Perpetrator Studies Network

Books

Stormtroopers: A New History of Hitler’s Brownshirts

By Daniel Siemens.

The first full history of the Nazi Stormtroopers whose muscle brought Hitler to power, with revelations concerning their longevity and their contributions to the Holocaust

Germany’s Stormtroopers engaged in a vicious siege of violence that propelled the National Socialists to power in the 1930s. Known also as the SA or Brownshirts, these “ordinary” men waged a loosely structured campaign of intimidation and savagery across the nation from the 1920s to the “Night of the Long Knives” in 1934, when Chief of Staff Ernst Röhm and many other SA leaders were assassinated on Hitler’s orders.

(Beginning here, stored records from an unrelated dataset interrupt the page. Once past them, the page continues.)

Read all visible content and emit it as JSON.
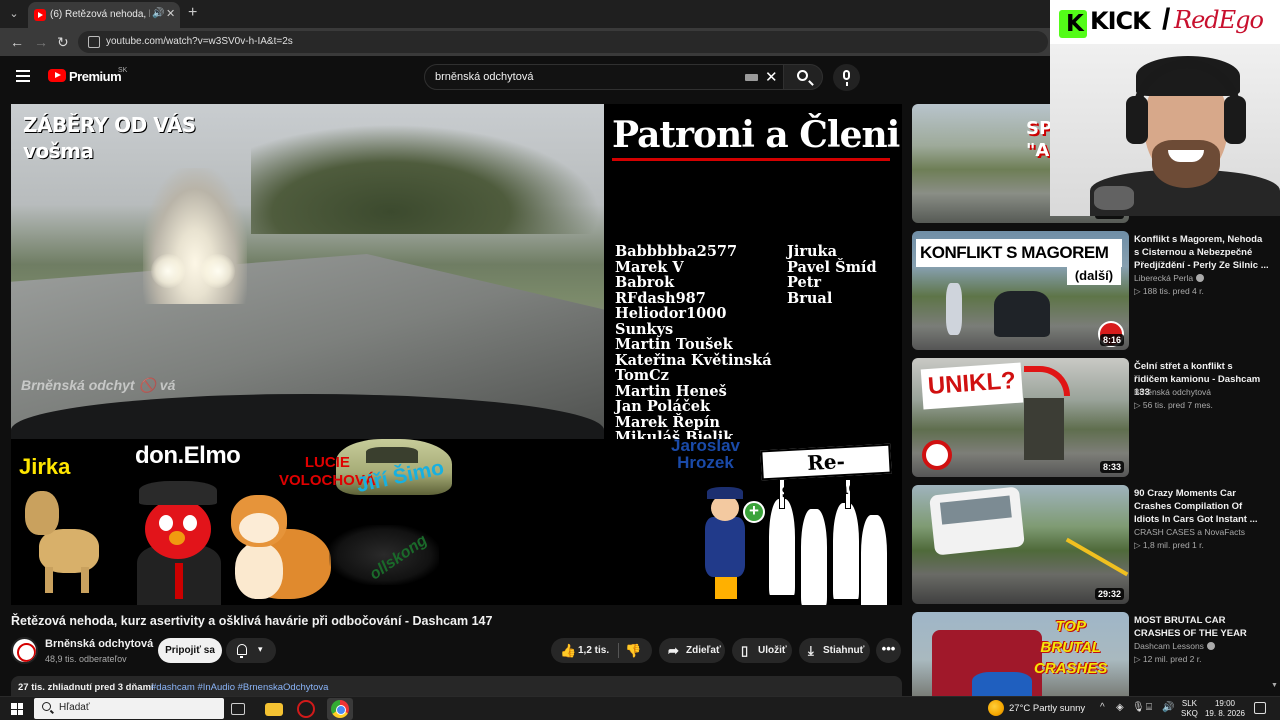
{
  "browser": {
    "tab_title": "(6) Řetězová nehoda, kurz a",
    "new_tab": "+",
    "url": "youtube.com/watch?v=w3SV0v-h-IA&t=2s"
  },
  "youtube": {
    "logo_text": "Premium",
    "region": "SK",
    "search_query": "brněnská odchytová"
  },
  "video_frame": {
    "overlay_top_left": "ZÁBĚRY OD VÁS\nvošma",
    "watermark": "Brněnská odchyt 🚫 vá",
    "patrons_title": "Patroni a Členi",
    "names_left": "Babbbbba2577\nMarek V\nBabrok\nRFdash987\nHeliodor1000\nSunkys\nMartin Toušek\nKateřina Květinská\nTomCz\nMartin Heneš\nJan Poláček\nMarek Řepín\nMikuláš Bielik",
    "names_right": "Jiruka\nPavel Šmíd\nPetr\nBrual",
    "label_jirka": "Jirka",
    "label_elmo": "don.Elmo",
    "label_lucie": "LUCIE\nVOLOCHOVÁ",
    "label_jiri": "Jiří Šimo",
    "label_ollskong": "ollskong",
    "label_jaroslav": "Jaroslav\nHrozek",
    "label_resistance": "Re-sistance"
  },
  "video": {
    "title": "Řetězová nehoda, kurz asertivity a ošklivá havárie při odbočování - Dashcam 147",
    "channel": "Brněnská odchytová",
    "subscribers": "48,9 tis. odberateľov",
    "subscribe_label": "Pripojiť sa",
    "likes": "1,2 tis.",
    "share_label": "Zdieľať",
    "save_label": "Uložiť",
    "download_label": "Stiahnuť",
    "more_label": "•••",
    "views_date": "27 tis. zhliadnutí  pred 3 dňami",
    "hashtags": "#dashcam #InAudio #BrnenskaOdchytova"
  },
  "related": [
    {
      "title": "",
      "channel": "",
      "meta": "",
      "duration": "10:07",
      "thumb_text": "SPLA\n\"AU"
    },
    {
      "title": "Konflikt s Magorem, Nehoda s Cisternou a Nebezpečné Předjíždění - Perly Ze Silnic ...",
      "channel": "Liberecká Perla",
      "meta": "188 tis.  pred 4 r.",
      "duration": "8:16",
      "thumb_text": "KONFLIKT S MAGOREM",
      "thumb_sub": "(další)"
    },
    {
      "title": "Čelní střet a konflikt s řidičem kamionu - Dashcam 133",
      "channel": "Brněnská odchytová",
      "meta": "56 tis.  pred 7 mes.",
      "duration": "8:33",
      "thumb_text": "UNIKL?"
    },
    {
      "title": "90 Crazy Moments Car Crashes Compilation Of Idiots In Cars Got Instant ...",
      "channel": "CRASH CASES a NovaFacts",
      "meta": "1,8 mil.  pred 1 r.",
      "duration": "29:32"
    },
    {
      "title": "MOST BRUTAL CAR CRASHES OF THE YEAR",
      "channel": "Dashcam Lessons",
      "meta": "12 mil.  pred 2 r.",
      "duration": "",
      "thumb_text": "TOP\nBRUTAL\nCRASHES"
    }
  ],
  "webcam": {
    "brand_left": "KICK",
    "brand_slash": "/",
    "brand_right": "RedEgo"
  },
  "taskbar": {
    "search_placeholder": "Hľadať",
    "weather": "27°C  Partly sunny",
    "lang_top": "SLK",
    "lang_bottom": "SKQ",
    "time": "19:00",
    "date": "19. 8. 2026"
  },
  "colors": {
    "youtube_red": "#ff0000",
    "kick_green": "#53fc18",
    "redego_red": "#c8102e",
    "link_blue": "#8ab4f8"
  }
}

In this deeply researched history, Daniel Siemens explores not only the roots of the SA and its swift decapitation but also its previously unrecognized transformation into a million-member Nazi organization, its activities in German-occupied territories during World War II, and its particular contributions to the Holocaust. The author provides portraits of individual members and their victims and examines their milieu, culture, and ideology. His book tells the long-overdue story of the SA and its devastating impact on German citizens and the fate of their country.

Daniel Siemens is professor of European history at Newcastle University. He is author of three previous books and has published widely on European and U.S. history of the nineteenth and twentieth centuries.